Thuy and Rafal screened their embryos through Genomic Prediction, the first of several biotech firms in the US to open genetic screening services to expectant parents. By taking DNA samples from the embryo’s cells along with the genetic sequences of both parents, analysts are able to assemble a set of markers from which to construct a full genetic picture of the embryo. This effectively accelerates its developmental process to create a projection of what level of health a child born with those genes might enjoy. To help their clients put this data into context, each embryo is given a health score based on existing mutations in its genes that could one day be life-limiting, and prospective parents are shown how that score compares to the population average. . The ranking takes into account the severity of the condition, if present, as well as the ethnicity of the embryo, as this may also affect the frequency of the disease.

Aurea is a product of that ranking: she was the highest-rated embryo from Thuy and Rafal’s IVF collection and the cells they selected to give the best possible chance for a long, disease-free life. When Aurea is older, she will have access to the full set of embryonic screening data she shares with her parents. She’ll likely have her own genome sequenced too – Rafal has already bought a home testing kit for her – and use that information to guide her approach to health and lifestyle throughout her life. “I hope she’ll be happy about it,” says Rafal.

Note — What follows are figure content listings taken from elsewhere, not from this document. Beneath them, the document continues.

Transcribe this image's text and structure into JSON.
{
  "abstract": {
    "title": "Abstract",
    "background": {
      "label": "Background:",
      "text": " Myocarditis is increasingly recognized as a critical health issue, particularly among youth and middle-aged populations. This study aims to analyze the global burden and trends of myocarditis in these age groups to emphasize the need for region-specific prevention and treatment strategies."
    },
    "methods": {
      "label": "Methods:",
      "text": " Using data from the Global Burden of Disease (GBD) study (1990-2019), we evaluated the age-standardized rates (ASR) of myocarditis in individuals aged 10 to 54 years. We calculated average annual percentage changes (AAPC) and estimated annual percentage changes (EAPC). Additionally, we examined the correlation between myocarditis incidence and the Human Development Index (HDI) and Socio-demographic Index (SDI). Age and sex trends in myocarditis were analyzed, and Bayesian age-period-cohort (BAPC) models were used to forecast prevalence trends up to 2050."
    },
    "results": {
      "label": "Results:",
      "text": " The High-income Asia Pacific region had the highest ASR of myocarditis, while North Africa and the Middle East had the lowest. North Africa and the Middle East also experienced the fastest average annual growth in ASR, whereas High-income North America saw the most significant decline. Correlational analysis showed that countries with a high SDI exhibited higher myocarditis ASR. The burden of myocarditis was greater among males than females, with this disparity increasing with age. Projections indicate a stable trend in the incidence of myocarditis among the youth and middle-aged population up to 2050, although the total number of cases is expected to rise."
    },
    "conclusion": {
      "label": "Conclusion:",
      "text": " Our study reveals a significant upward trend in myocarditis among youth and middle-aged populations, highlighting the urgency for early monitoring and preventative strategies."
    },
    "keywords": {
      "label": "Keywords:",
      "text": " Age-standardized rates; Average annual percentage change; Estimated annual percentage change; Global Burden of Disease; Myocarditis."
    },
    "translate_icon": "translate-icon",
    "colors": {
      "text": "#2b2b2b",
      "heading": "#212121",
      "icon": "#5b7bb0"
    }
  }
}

“People ask me if I’m trying to play God in choosing to do this,” Rafal adds, anticipating the next big question. He believes that “genetic selection does not play God, but works like a mechanic on molecular machines that sometimes break down and need to be fixed.” Of course, good genes are by no means a guarantee of a long and healthy life, and carrying an abnormality or even living with a hereditary disease does not always mean a lower quality of life. Rafal doesn’t believe for a second that passing on unhealthy genes makes someone a bad parent. But he is unequivocal in his belief that he did the best thing for his child by giving her the best chance against the genetic disease. “As parents, we act as protectors of our children’s health, and it makes sense to treat genes not as mysterious determinants of identity, but as something you know is there and important; these are the same principles I apply in trying to take good care of my health. What is important,” he continues, “is that the process was successful, that my child was born healthy and she was happy.”